La familia elige el ámbito urbano por excelencia; el bloque, el urbanismo de “interés social” tan de Caracas o cualquier ciudad de Venezuela y tan universal como la Banlieue parisién. La singularidad venezolana viene de su propia porosidad social; el drama de este largometraje transcurre en esa otra frontera, la que está dentro de la ciudad que, en este caso, no ofrece resistencias geográficas como otras urbes. Los chamos del bloque se entretienen en la azotea con una pistola de palo que apuntan hacia el barrio, allá abajo; los llamados ranchos señalan la otredad ahí no más, a tiro. La escritura de cámara, en esta película abunda en la toma o plano de seguimiento, sobre el hombro del personaje, el pathos de la espalda; una trama cinemática que adentra en la experiencia del bloque, donde las familias hacen vida en los pasillos intrincados. La inminente violencia manifiesta y así se dispara la aventura de un padre y un hijo que a duras penas conviven en el trance de salvar el pellejo; trashumantes de esa Caracas a ras de suelo, donde los contrastes sociales se funden en la noche y deslucen durante el día. Para el abordaje cinemático del país inmerso en una crisis sin fin y ofuscado por la polarización ideológica, Rondón optó por una planificación abierta, sujeta a la transformación sobre el propio proceso de rodaje: “Hay escenas que no estaban escritas y que están en la película, que las escribí durante el rodaje, a partir de la sensación que me daba alguna locación; hay momentos robados. Más que todo cuando estábamos con los dos protagonistas solos”, comentaba sobre su ópera prima.

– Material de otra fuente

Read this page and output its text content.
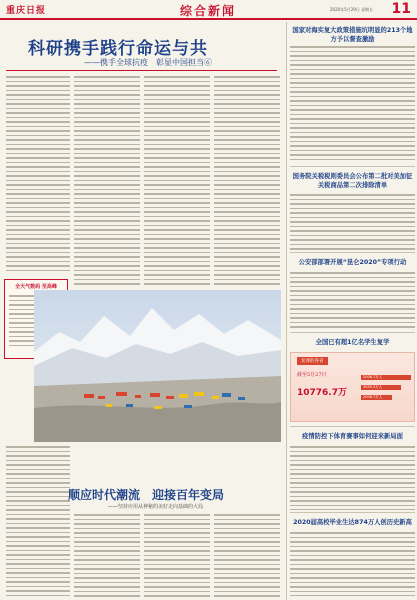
重庆日报	综合新闻	2020年5月29日 星期五 11
科研携手践行命运与共
——携手全球抗疫　彰显中国担当⑥
全天气数码 至高峰
顺应时代潮流　迎接百年变局
——坚持应用从神秘的美好走向基础的大局
国家对海实复大政策措施坑明显的213个地方予以督查激励
国务院关税税则委员会公布第二批对美加征关税商品第二次排除清单
公安部部署开展“昆仑2020”专项行动
全国已有超1亿名学生复学
复课的各省
截至5月27日
10776.7万
2006.7万人
3055.3万人
2006.7万人
疫情防控下体育赛事如何迎来新局面
2020届高校毕业生达874万人创历史新高
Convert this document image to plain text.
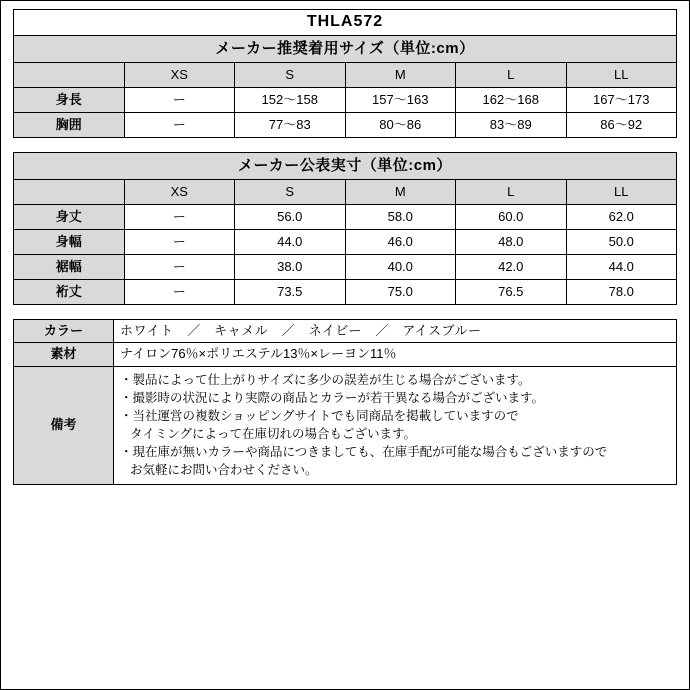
THLA572
メーカー推奨着用サイズ（単位:cm）					
	XS	S	M	L	LL
身長	ー	152〜158	157〜163	162〜168	167〜173
胸囲	ー	77〜83	80〜86	83〜89	86〜92
メーカー公表実寸（単位:cm）					
	XS	S	M	L	LL
身丈	ー	56.0	58.0	60.0	62.0
身幅	ー	44.0	46.0	48.0	50.0
裾幅	ー	38.0	40.0	42.0	44.0
裄丈	ー	73.5	75.0	76.5	78.0
カラー	ホワイト　／　キャメル　／　ネイビー　／　アイスブルー
素材	ナイロン76％×ポリエステル13％×レーヨン11％
備考	
・製品によって仕上がりサイズに多少の誤差が生じる場合がございます。
・撮影時の状況により実際の商品とカラーが若干異なる場合がございます。
・当社運営の複数ショッピングサイトでも同商品を掲載していますので
タイミングによって在庫切れの場合もございます。
・現在庫が無いカラーや商品につきましても、在庫手配が可能な場合もございますので
お気軽にお問い合わせください。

Rubén Sierra es productor de El Amparo y más recién produjo y dirigió Jazmines en Lídice, ambas escritas por la dramaturga Karin Valecillos. La ópera prima de Sierra, a la espera de estreno comercial en Venezuela, basa en la pieza teatral homónima de Valecillos; un precursor determinante en la puesta cinematográfica. No obstante, el texto teatral decanta en silencio; el recurso al tiempo muerto cinemático se lleva al extremo; el diálogo se disuelve en el drama visual, kinésico, esta vez sí, del barrio, del “cerro”, donde la muerte es fácil; la vida tan empinada y el dolor siempre más arriba de cualquier anhelo. La injusticia muda campea sobre las almas de las mujeres; viuda, madre, hermanas de un muchacho asesinado, uno caído en esa guerra sorda que no perdona siquiera al que no hace bando. Historia repetida mil veces en Venezuela, pero rara vez singularizada en la estructura dramática y la profundidad de campo del cine.
Rondón Córdova participa en los créditos de montaje de las tres piezas que muestran una poética afín en la diversidad temática y narrativa. Tumbarrancho Teatro ahora también es Tumbarrancho Films y la forma de creación grupal propia del arte escénico replica en el cine. Lo ha dicho Calzadilla sobre este concierto de talentos en un momento dado del cine venezolano: “Un equipo con ideas diferentes del arte, del mundo, de todo, pero con un objetivo”. Y el objetivo no es otro que hacer una película.